Modalità “Corte dei Miracoli ON”, pensò Priscilla. Attivato il salvavita interno, timbrò il cartellino e fece il suo ingresso negli spazi irrazionali e sproporzionati del palazzone littorio, i cui sterminati corridoi, spesso deserti, invece delle gemelline di Shining vedevano aleggiare ectoplasmi di geometri. L’ufficio che bazzicava da vent’anni era all’ultimo piano, popolato da una fauna assai variegata: volpi, sciacalli, iene, una piccola corte di saprofiti, molti animali da cortile. Incrociò la Barboncina, anziano animale da compagnia di origini nobiliari, schivò il Lustrascarpe, intento a inseguire il suo capo tubando, e si infilò nella cuccia degli Ultimi: l’archivio. La accolsero le urla di Gaetano contro una delle due sordomute cinquantenni, la povera Olga silenziosa, mite, grassa e inerme. E l’altra, Roberta, chiacchierona e volitiva, che aveva “imprto a prlare” nel modo consonantico e saltellante dei sordomuti, e se fingevi di capire ti imponeva di ripetere. Con Roberta nessuno avrebbe osato alzare la voce.
“Dammi la nuca!” il rituale di spegnimento delle ire prevedeva che Priscilla alzasse una mano a coppa, fingendo di voler punire Gaetano.

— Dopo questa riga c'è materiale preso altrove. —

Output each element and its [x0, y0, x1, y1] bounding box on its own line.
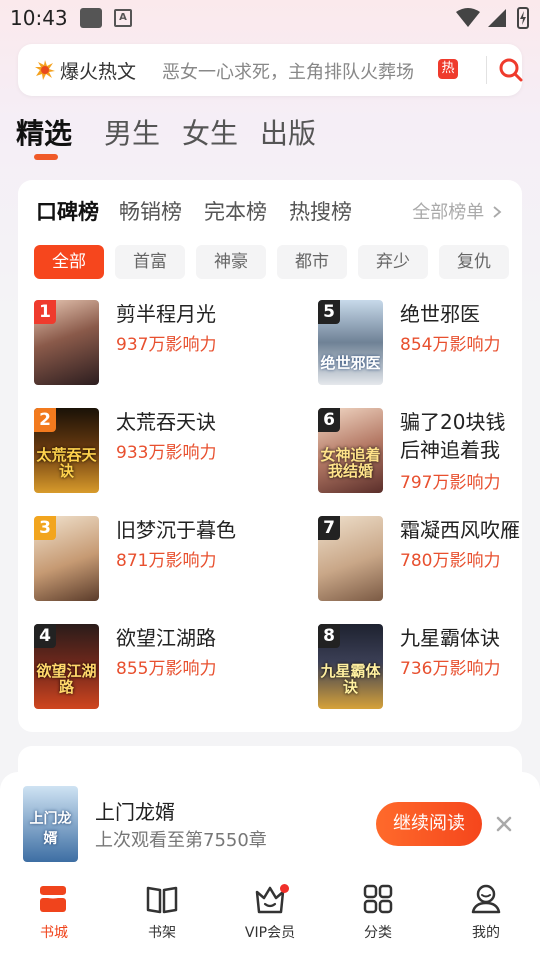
continue-reading-bar[interactable]: 上门龙婿 上门龙婿 上次观看至第7550章 继续阅读: [0, 772, 540, 876]
book-item[interactable]: 8 九星霸体诀 九星霸体诀 736万影响力: [318, 624, 540, 712]
nav-vip[interactable]: VIP会员: [225, 882, 315, 952]
book-cover: 3: [34, 516, 99, 601]
book-cover: 8 九星霸体诀: [318, 624, 383, 709]
book-cover: 1: [34, 300, 99, 385]
user-icon: [471, 884, 501, 914]
search-bar[interactable]: 爆火热文 恶女一心求死，主角排队火葬场 热: [18, 44, 524, 96]
notification-dot: [280, 884, 289, 893]
chip-urban[interactable]: 都市: [277, 245, 347, 279]
rank-number: 2: [34, 408, 56, 432]
hot-label: 爆火热文: [60, 61, 137, 83]
book-influence: 854万影响力: [400, 335, 501, 355]
hot-badge: 热: [438, 59, 458, 79]
bookstore-icon: [39, 886, 67, 912]
continue-progress: 上次观看至第7550章: [95, 830, 267, 851]
book-title: 旧梦沉于暮色: [116, 518, 236, 542]
book-title: 太荒吞天诀: [116, 410, 216, 434]
search-icon[interactable]: [498, 57, 524, 83]
nav-label: 我的: [472, 925, 500, 941]
tab-male[interactable]: 男生: [104, 112, 160, 152]
book-cover: 5 绝世邪医: [318, 300, 383, 385]
chip-revenge[interactable]: 复仇: [439, 245, 509, 279]
book-open-icon: [146, 886, 178, 914]
all-rankings-link[interactable]: 全部榜单: [412, 198, 502, 224]
chip-all[interactable]: 全部: [34, 245, 104, 279]
book-item[interactable]: 2 太荒吞天诀 太荒吞天诀 933万影响力: [34, 408, 274, 496]
continue-reading-button[interactable]: 继续阅读: [376, 802, 482, 846]
chip-abandoned[interactable]: 弃少: [358, 245, 428, 279]
book-influence: 933万影响力: [116, 443, 217, 463]
app-notification-icon: [80, 8, 102, 28]
book-item[interactable]: 1 剪半程月光 937万影响力: [34, 300, 274, 388]
status-bar: 10:43 A: [0, 0, 540, 38]
book-item[interactable]: 7 霜凝西风吹雁 780万影响力: [318, 516, 540, 604]
nav-label: 书城: [40, 925, 68, 941]
tab-female[interactable]: 女生: [182, 112, 238, 152]
nav-label: 分类: [364, 925, 392, 941]
search-placeholder[interactable]: 恶女一心求死，主角排队火葬场: [162, 58, 414, 84]
book-influence: 871万影响力: [116, 551, 217, 571]
book-influence: 797万影响力: [400, 473, 501, 493]
cover-title: 九星霸体诀: [320, 662, 381, 696]
continue-book-cover: 上门龙婿: [23, 786, 78, 862]
continue-cover-title: 上门龙婿: [29, 811, 72, 847]
book-cover: 7: [318, 516, 383, 601]
rank-number: 3: [34, 516, 56, 540]
grid-icon: [363, 884, 393, 914]
book-item[interactable]: 4 欲望江湖路 欲望江湖路 855万影响力: [34, 624, 274, 712]
book-title: 霜凝西风吹雁: [400, 518, 520, 542]
status-time: 10:43: [10, 6, 68, 30]
chip-richest[interactable]: 首富: [115, 245, 185, 279]
rank-number: 6: [318, 408, 340, 432]
book-influence: 780万影响力: [400, 551, 501, 571]
rank-number: 5: [318, 300, 340, 324]
nav-label: 书架: [148, 925, 176, 941]
active-tab-indicator: [34, 154, 58, 160]
nav-profile[interactable]: 我的: [441, 882, 531, 952]
search-divider: [486, 56, 487, 84]
cover-title: 太荒吞天诀: [36, 446, 97, 480]
rank-number: 7: [318, 516, 340, 540]
book-title: 剪半程月光: [116, 302, 216, 326]
book-title: 欲望江湖路: [116, 626, 216, 650]
explosion-icon: [35, 60, 55, 80]
cover-title: 绝世邪医: [320, 354, 381, 372]
nav-label: VIP会员: [244, 925, 296, 941]
tab-publish[interactable]: 出版: [260, 112, 316, 152]
bottom-nav: 书城 书架 VIP会员 分类 我的: [0, 876, 540, 960]
book-influence: 937万影响力: [116, 335, 217, 355]
book-influence: 855万影响力: [116, 659, 217, 679]
all-rankings-label: 全部榜单: [412, 202, 485, 223]
chip-tycoon[interactable]: 神豪: [196, 245, 266, 279]
book-cover: 4 欲望江湖路: [34, 624, 99, 709]
ranking-card: 口碑榜 畅销榜 完本榜 热搜榜 全部榜单 全部 首富 神豪 都市 弃少 复仇 1…: [18, 180, 522, 732]
tab-reputation-rank[interactable]: 口碑榜: [36, 196, 99, 226]
book-title: 骗了20块钱后神追着我结婚: [400, 410, 506, 462]
tab-bestseller-rank[interactable]: 畅销榜: [119, 196, 182, 226]
rank-number: 4: [34, 624, 56, 648]
rank-number: 1: [34, 300, 56, 324]
nav-bookshelf[interactable]: 书架: [117, 882, 207, 952]
book-item[interactable]: 3 旧梦沉于暮色 871万影响力: [34, 516, 274, 604]
nav-bookstore[interactable]: 书城: [9, 882, 99, 952]
chevron-right-icon: [493, 206, 502, 218]
book-item[interactable]: 6 女神追着我结婚 骗了20块钱后神追着我结婚 797万影响力: [318, 408, 540, 496]
book-item[interactable]: 5 绝世邪医 绝世邪医 854万影响力: [318, 300, 540, 388]
tab-featured[interactable]: 精选: [16, 112, 72, 152]
book-cover: 6 女神追着我结婚: [318, 408, 383, 493]
cover-title: 欲望江湖路: [36, 662, 97, 696]
book-title: 九星霸体诀: [400, 626, 500, 650]
tab-hotsearch-rank[interactable]: 热搜榜: [289, 196, 352, 226]
rank-number: 8: [318, 624, 340, 648]
keyboard-notification-icon: A: [114, 9, 132, 27]
tab-completed-rank[interactable]: 完本榜: [204, 196, 267, 226]
continue-book-title: 上门龙婿: [95, 800, 175, 824]
book-title: 绝世邪医: [400, 302, 480, 326]
book-influence: 736万影响力: [400, 659, 501, 679]
nav-category[interactable]: 分类: [333, 882, 423, 952]
book-cover: 2 太荒吞天诀: [34, 408, 99, 493]
cover-title: 女神追着我结婚: [320, 446, 381, 480]
wifi-battery-icon: [456, 7, 529, 29]
close-icon[interactable]: [494, 814, 514, 834]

Lui sorrise come un bambino colto in fallo e si mise a testa bassa per ricevere il finto scappellotto. Era sconcertante vedere un quarantenne un po’ sovrappeso, carico d’ori, testa rasata e look da skinehad, assumere un’aria da scolaretto.
“Coi pelati ce famo er sugo” lo ammonì Priscilla, sorridendo tanto a lui quanto a Olga. Dicevano che il padre di Gaetano, uomo rigido e cattivo, lo avesse educato a suon di botte. Lo skinhead di Torpignattara voleva bene a Priscilla, e lei amava in blocco i suoi sgangherati Ultimi. Ma aveva bisogno di assumerli a piccole dosi.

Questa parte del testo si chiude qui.